I've been reading about the famous X25519, a montgomery curve from wikipedia and in that article they say that we do not have to check for point validity. Is it because that any $x < p$ satisfy the curve equation ? Is this possible for X25519 because it is a Montgomery curve or because it was specifically designed to do so (for the sake of efficiency, and more possibilities for public keys) by its discoverer Dan Bernstein ? Why every $x < p $ does not satisfy the curve equation for other curves like SECP256k1, where the equations are of the Weierstrass form, $y^2 = x^3 + ax + b \mod p $ ? I would really like to know the mathematical reasons behind it. Thankyou everyone in advance!
If you have an elliptic curve given by the equation $y^2 = f(x) \bmod p$, then for each $x$, either $f(x)$ is a square modulo $p$, and there exists a square root $y$ such that $(x,y)$ and $(x,-y)$ satisfy the curve equation. If $f(x)$ is not a square modulo $p$, then this value $x$ does not correspond to a point on the curve, but to a point on the quadratic twist of the curve.
Therefore knowing only $x$, we know it corresponds to a point on the curve or its quadratic twist.

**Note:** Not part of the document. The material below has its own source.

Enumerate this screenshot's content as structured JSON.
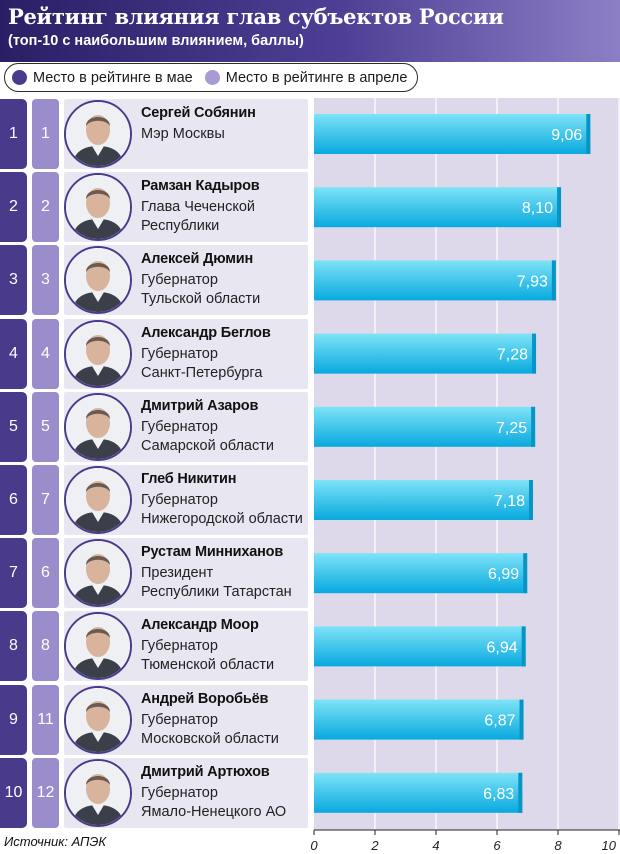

The thing is that many standardized curves have a weak quadratic twist (see this page on SafeCurves so it is mandatory to check the point is on the curve, and if we use only the $x$-coordinate, we still need to check it is not on the quadratic twist to avoid invalid curve attacks.
Dan Bernstein designed X25519 as a Diffie-Hellman function using Curve25519 in its Montgomery form. On this curve, the Montgomery ladder scalar multiplication is efficient and uses only the $x$-coordinate of the points. Then, manipulated points lie on the curve or its quadratic twist which is as secure as the original curve. Then any $x$ is valid, but does not necessarily correspond to a point on the curve.